Splunk IPO Statement on Export Regulations Compliance
From Page 18 of Splunk Inc.’s SEC Form S-1, dated 12 January 2012.
We are subject to governmental export and import controls that could subject us to liability or impair our ability to compete in international markets.
Our products are subject to U.S. export controls, and we incorporate encryption technology into certain of our products. These encryption products and the underlying technology may be exported outside of the United States only with the required export authorizations, including by license, a license exception or other appropriate government authorizations, including the filing of an encryption registration. We shipped our encryption products prior to obtaining the required export authorizations. Accordingly, we have not fully complied with applicable encryption controls in the Export Administration Regulations. We are in the process of remediating our export compliance procedures to prevent such violations from recurring.
Furthermore, U.S. export control laws and economic sanctions prohibit the shipment of certain products and services to countries, governments, and persons targeted by U.S. sanctions. While we are taking precautions to prevent our products and services from being shipped to U.S. sanctions targets, we believe that certain of our products that are available at no cost have been downloaded by persons in countries that are the subject of U.S. embargoes. These free downloads were likely made in violation of U.S. export control and sanctions laws. Based upon our inquiry to date, we believe that we have not had any paying customers in countries sanctioned by the U.S. Government, and have instituted procedures, including IP blocking, that are intended to prevent any downloads from being made into sanctioned countries in the future. In addition, we had not been screening our customers against the U.S. Government lists of prohibited persons, including the Treasury Department’s List of Specially Designated Nationals and the Commerce Department’s List of Denied Persons. Based upon our inquiry to date, we believe that we do not have any paying customers on any U.S. Government lists of prohibited persons. We are in the process of screening our non-paying customers to determine if we have permitted any free downloads to any prohibited persons. We are also instituting a process for screening all paying and non-paying customers against U.S. Government lists of prohibited persons going forward.
We are continuing to review this matter and new or different facts may be discovered in the course of our inquiry. In January 2012, we filed Initial Notifications of Voluntary Self Disclosures with the U.S. Department of Commerce’s Bureau of Industry and Security and the U.S. Department of Treasury’s Office of Foreign Assets Control concerning these potential violations. Once we complete our review, we will supplement the Initial Notifications by filing Final Disclosures with both agencies. If we are found to be in violation of U.S. sanctions or export control laws, it could result in fines or penalties for us and for individuals, including civil penalties of up to $250,000 or twice the value of the transaction, whichever is greater, per violation, and in the event of conviction for a criminal violation, fines of up to $1 million and possible incarceration for responsible employees and managers for willful and knowing violations. The voluntary disclosure processes with OFAC and BIS are in the initial stages, and we cannot predict when OFAC and BIS will complete their reviews or what enforcement action, if any, they will take.

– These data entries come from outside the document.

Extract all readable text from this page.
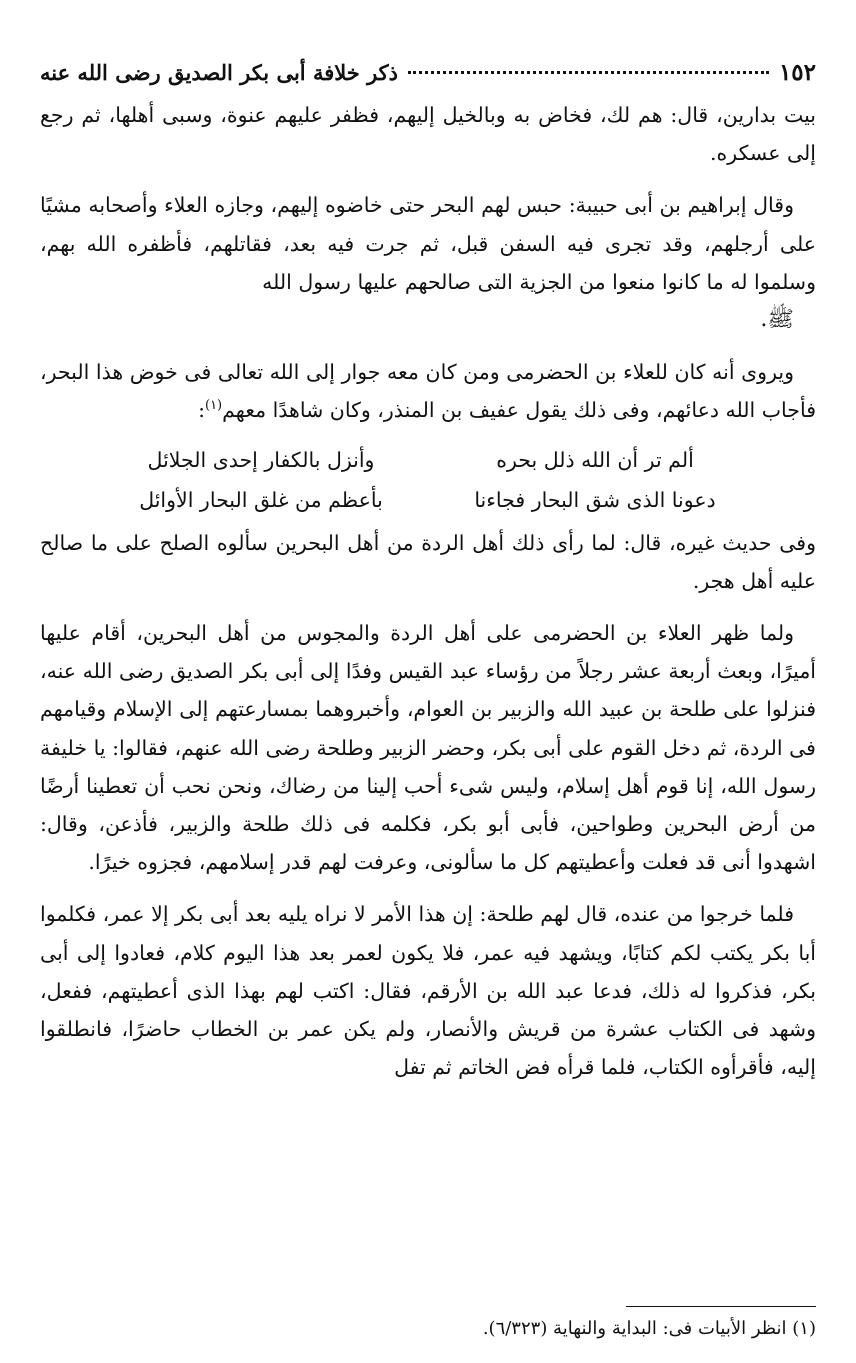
١٥٢
ذكر خلافة أبى بكر الصديق رضى الله عنه

بيت بدارين، قال: هم لك، فخاض به وبالخيل إليهم، فظفر عليهم عنوة، وسبى أهلها، ثم رجع إلى عسكره.

وقال إبراهيم بن أبى حبيبة: حبس لهم البحر حتى خاضوه إليهم، وجازه العلاء وأصحابه مشيًا على أرجلهم، وقد تجرى فيه السفن قبل، ثم جرت فيه بعد، فقاتلهم، فأظفره الله بهم، وسلموا له ما كانوا منعوا من الجزية التى صالحهم عليها رسول الله
ﷺ.

ويروى أنه كان للعلاء بن الحضرمى ومن كان معه جوار إلى الله تعالى فى خوض هذا البحر، فأجاب الله دعائهم، وفى ذلك يقول عفيف بن المنذر، وكان شاهدًا معهم$^{(١)}$:

ألم تر أن الله ذلل بحره
وأنزل بالكفار إحدى الجلائل
دعونا الذى شق البحار فجاءنا
بأعظم من غلق البحار الأوائل

وفى حديث غيره، قال: لما رأى ذلك أهل الردة من أهل البحرين سألوه الصلح على ما صالح عليه أهل هجر.

ولما ظهر العلاء بن الحضرمى على أهل الردة والمجوس من أهل البحرين، أقام عليها أميرًا، وبعث أربعة عشر رجلاً من رؤساء عبد القيس وفدًا إلى أبى بكر الصديق رضى الله عنه، فنزلوا على طلحة بن عبيد الله والزبير بن العوام، وأخبروهما بمسارعتهم إلى الإسلام وقيامهم فى الردة، ثم دخل القوم على أبى بكر، وحضر الزبير وطلحة رضى الله عنهم، فقالوا: يا خليفة رسول الله، إنا قوم أهل إسلام، وليس شىء أحب إلينا من رضاك، ونحن نحب أن تعطينا أرضًا من أرض البحرين وطواحين، فأبى أبو بكر، فكلمه فى ذلك طلحة والزبير، فأذعن، وقال: اشهدوا أنى قد فعلت وأعطيتهم كل ما سألونى، وعرفت لهم قدر إسلامهم، فجزوه خيرًا.

فلما خرجوا من عنده، قال لهم طلحة: إن هذا الأمر لا نراه يليه بعد أبى بكر إلا عمر، فكلموا أبا بكر يكتب لكم كتابًا، ويشهد فيه عمر، فلا يكون لعمر بعد هذا اليوم كلام، فعادوا إلى أبى بكر، فذكروا له ذلك، فدعا عبد الله بن الأرقم، فقال: اكتب لهم بهذا الذى أعطيتهم، ففعل، وشهد فى الكتاب عشرة من قريش والأنصار، ولم يكن عمر بن الخطاب حاضرًا، فانطلقوا إليه، فأقرأوه الكتاب، فلما قرأه فض الخاتم ثم تفل

(١) انظر الأبيات فى: البداية والنهاية (٦/٣٢٣).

We also note that if our channel partners fail to obtain appropriate import, export or re-export licenses or permits, we may also be adversely affected, through reputational harm as well as other negative consequences including government investigations and penalties. We presently incorporate export control compliance requirements in our channel partner agreements. Complying with export control and sanctions regulations for a particular sale may be time-consuming and may result in the delay or loss of sales opportunities.

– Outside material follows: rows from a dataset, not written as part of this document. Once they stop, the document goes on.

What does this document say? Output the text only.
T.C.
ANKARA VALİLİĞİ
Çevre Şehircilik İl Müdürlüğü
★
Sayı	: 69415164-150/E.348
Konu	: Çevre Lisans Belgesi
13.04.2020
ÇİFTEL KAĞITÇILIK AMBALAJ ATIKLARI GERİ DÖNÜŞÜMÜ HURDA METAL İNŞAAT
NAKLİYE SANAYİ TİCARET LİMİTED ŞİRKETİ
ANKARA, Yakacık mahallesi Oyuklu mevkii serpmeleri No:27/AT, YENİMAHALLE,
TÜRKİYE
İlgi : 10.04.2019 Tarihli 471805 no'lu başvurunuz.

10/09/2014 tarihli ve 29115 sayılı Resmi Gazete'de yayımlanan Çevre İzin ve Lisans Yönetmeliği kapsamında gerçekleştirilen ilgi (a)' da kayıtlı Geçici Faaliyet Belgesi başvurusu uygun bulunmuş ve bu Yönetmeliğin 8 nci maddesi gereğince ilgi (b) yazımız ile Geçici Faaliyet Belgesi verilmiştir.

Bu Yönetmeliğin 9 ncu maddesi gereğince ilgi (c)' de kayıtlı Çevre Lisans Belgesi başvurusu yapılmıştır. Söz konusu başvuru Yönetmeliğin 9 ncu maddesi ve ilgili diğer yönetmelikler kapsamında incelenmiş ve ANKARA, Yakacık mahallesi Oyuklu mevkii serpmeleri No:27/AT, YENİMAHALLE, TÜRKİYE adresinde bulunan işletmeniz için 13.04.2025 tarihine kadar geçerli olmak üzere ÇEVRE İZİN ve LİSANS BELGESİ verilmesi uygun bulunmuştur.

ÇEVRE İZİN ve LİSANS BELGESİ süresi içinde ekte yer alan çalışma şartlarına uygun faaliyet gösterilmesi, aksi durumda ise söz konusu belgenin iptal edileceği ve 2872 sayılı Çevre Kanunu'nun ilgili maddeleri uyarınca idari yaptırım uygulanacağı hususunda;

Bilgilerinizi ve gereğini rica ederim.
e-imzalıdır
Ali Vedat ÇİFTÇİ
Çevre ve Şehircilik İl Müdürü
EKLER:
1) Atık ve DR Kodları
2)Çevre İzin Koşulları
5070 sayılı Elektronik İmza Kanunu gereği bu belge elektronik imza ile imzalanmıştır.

In addition, various countries regulate the import of certain encryption technology, including import permitting and licensing requirements, and have enacted laws that could limit our ability to distribute our products or could limit our customers’ ability to implement our products in those countries. Changes in our products or future changes in export and import regulations may create delays in the introduction of our products in international markets, prevent our customers with international operations from deploying our products globally or, in some cases, prevent the export or import of our products to certain countries, governments, or persons altogether. Any change in export or import regulations, economic sanctions or related legislation, or change in the countries, governments, persons or technologies targeted by such regulations, could result in decreased use of our products by, or in our decreased ability to export or sell our products to, existing or potential customers with international operations. Any decreased use of our products or limitation on our ability to export or sell our products would likely adversely affect our business, financial condition and results of operations.